All patents related to IEEE standards are listed on the IEEE website:
http://standards.ieee.org/about/sasb/patcom/patents.html
Any companies that have essential patents for an IEEE standard are required to disclose them and give letters of assurances that they will license them to users under FRAND conditions. Samsung did do this.
In my opinion, the terms that Samsung offered were not "Reasonable" and were completely out of line compared to all other license fees associated with IEEE standards. Typically these fees are "one time fees per company, often less than $1000.00 USD". I feel that this causes a "chilling effect" with all existing IEEE standards until IEEE defines what exactly "Reasonable" means. (disclaimer: I am technical editor for two IEEE standards)

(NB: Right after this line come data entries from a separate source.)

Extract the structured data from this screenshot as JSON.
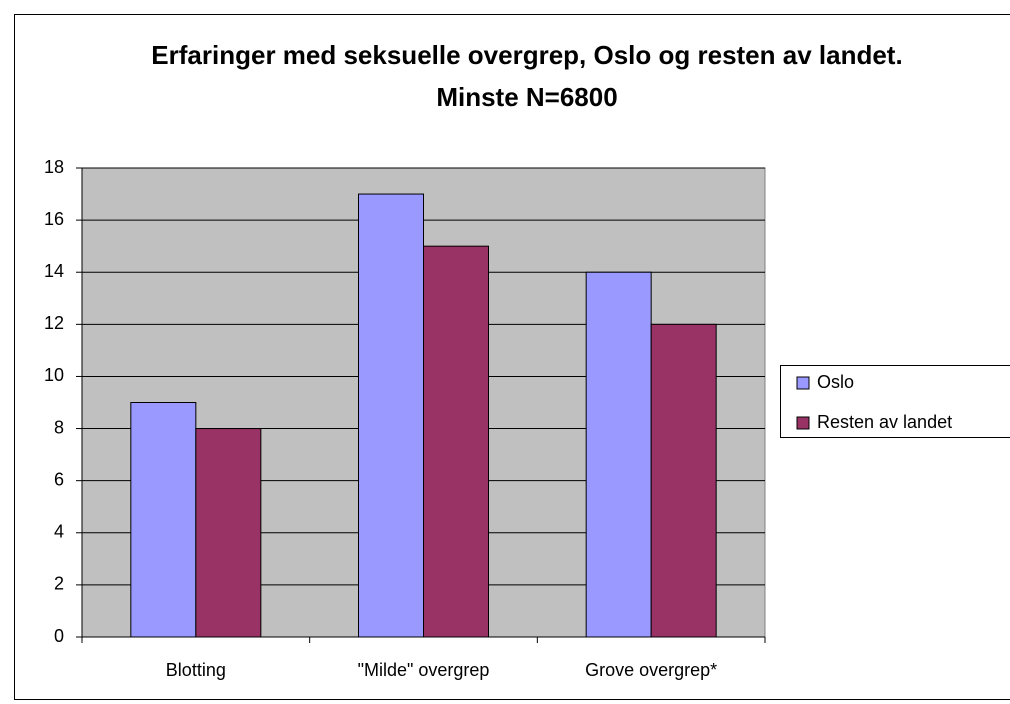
{
  "chart_data": {
    "type": "bar",
    "title": "Erfaringer med seksuelle overgrep, Oslo og resten av landet. Minste N=6800",
    "categories": [
      "Blotting",
      "\"Milde\" overgrep",
      "Grove overgrep*"
    ],
    "series": [
      {
        "name": "Oslo",
        "color": "#9999ff",
        "values": [
          9,
          17,
          14
        ]
      },
      {
        "name": "Resten av landet",
        "color": "#993366",
        "values": [
          8,
          15,
          12
        ]
      }
    ],
    "ylim": [
      0,
      18
    ],
    "yticks": [
      0,
      2,
      4,
      6,
      8,
      10,
      12,
      14,
      16,
      18
    ],
    "grid": true,
    "legend": "right",
    "plot_background": "#c0c0c0"
  }
}
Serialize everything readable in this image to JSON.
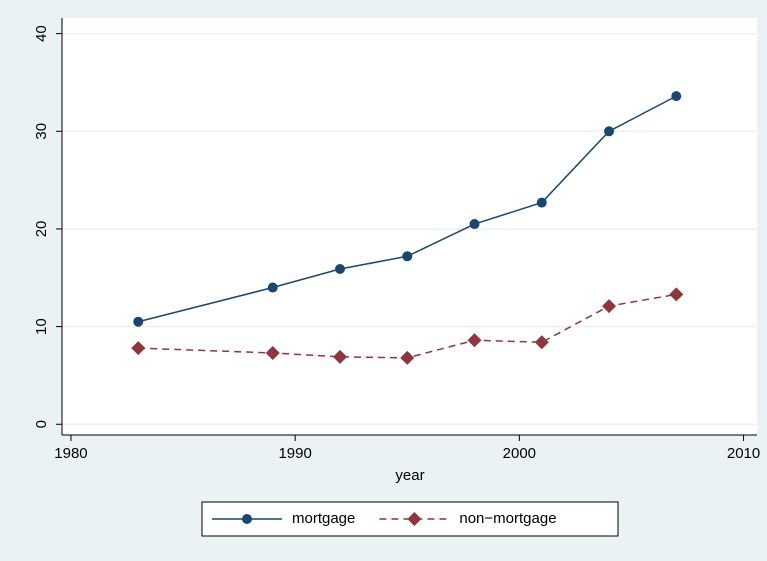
{
  "chart_data": {
    "type": "line",
    "x_label": "year",
    "x": [
      1983,
      1989,
      1992,
      1995,
      1998,
      2001,
      2004,
      2007
    ],
    "series": [
      {
        "name": "mortgage",
        "color": "#1a476f",
        "line_style": "solid",
        "marker": "circle",
        "values": [
          10.5,
          14.0,
          15.9,
          17.2,
          20.5,
          22.7,
          30.0,
          33.6
        ]
      },
      {
        "name": "non−mortgage",
        "color": "#90353b",
        "line_style": "dashed",
        "marker": "diamond",
        "values": [
          7.8,
          7.3,
          6.9,
          6.8,
          8.6,
          8.4,
          12.1,
          13.3
        ]
      }
    ],
    "xlim": [
      1979.6,
      2010.6
    ],
    "xticks": [
      1980,
      1990,
      2000,
      2010
    ],
    "ylim": [
      -1.1,
      41.6
    ],
    "yticks": [
      0,
      10,
      20,
      30,
      40
    ],
    "grid": true,
    "legend": "bottom"
  }
}
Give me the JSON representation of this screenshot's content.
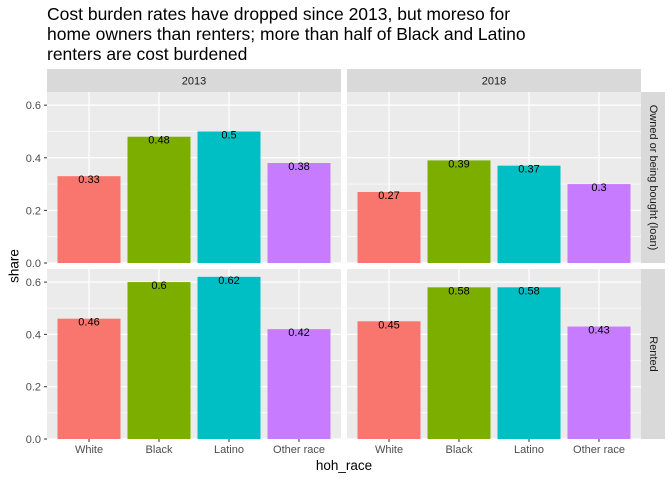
{
  "chart_data": {
    "type": "bar",
    "title": "Cost burden rates have dropped since 2013, but moreso for home owners than renters; more than half of Black and Latino renters are cost burdened",
    "title_lines": [
      "Cost burden rates have dropped since 2013, but moreso for",
      "home owners than renters; more than half of Black and Latino",
      "renters are cost burdened"
    ],
    "xlabel": "hoh_race",
    "ylabel": "share",
    "ylim": [
      0,
      0.65
    ],
    "yticks": [
      0.0,
      0.2,
      0.4,
      0.6
    ],
    "ytick_labels": [
      "0.0",
      "0.2",
      "0.4",
      "0.6"
    ],
    "categories": [
      "White",
      "Black",
      "Latino",
      "Other race"
    ],
    "colors": [
      "#F8766D",
      "#7CAE00",
      "#00BFC4",
      "#C77CFF"
    ],
    "facet_columns": [
      "2013",
      "2018"
    ],
    "facet_rows": [
      "Owned or being bought (loan)",
      "Rented"
    ],
    "panels": [
      {
        "column": "2013",
        "row": "Owned or being bought (loan)",
        "values": [
          0.33,
          0.48,
          0.5,
          0.38
        ],
        "labels": [
          "0.33",
          "0.48",
          "0.5",
          "0.38"
        ]
      },
      {
        "column": "2018",
        "row": "Owned or being bought (loan)",
        "values": [
          0.27,
          0.39,
          0.37,
          0.3
        ],
        "labels": [
          "0.27",
          "0.39",
          "0.37",
          "0.3"
        ]
      },
      {
        "column": "2013",
        "row": "Rented",
        "values": [
          0.46,
          0.6,
          0.62,
          0.42
        ],
        "labels": [
          "0.46",
          "0.6",
          "0.62",
          "0.42"
        ]
      },
      {
        "column": "2018",
        "row": "Rented",
        "values": [
          0.45,
          0.58,
          0.58,
          0.43
        ],
        "labels": [
          "0.45",
          "0.58",
          "0.58",
          "0.43"
        ]
      }
    ],
    "grid": true,
    "legend": "none"
  }
}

Of course that in itself can be a huge problem for GPL and any open source implementations - for instance see the patents that Samsung has on Precision Time Protocol ( http://standards.ieee.org/about/sasb/patcom/loa-1588-samsung-12apr2007.pdf ) which were blocking RedHat from releasing ptpd: https://bugzilla.redhat.com/show_bug.cgi?id=556611 - It looks like in this ptpd case, Samsung was reasonable and allows people to do time stamping of packets for free as in GPL.
Regardless of my opinions, ITC said the fees to Apple were reasonable. I guess here the government steps in and says that the fees still stand but the ruling can't block the shipment of devices.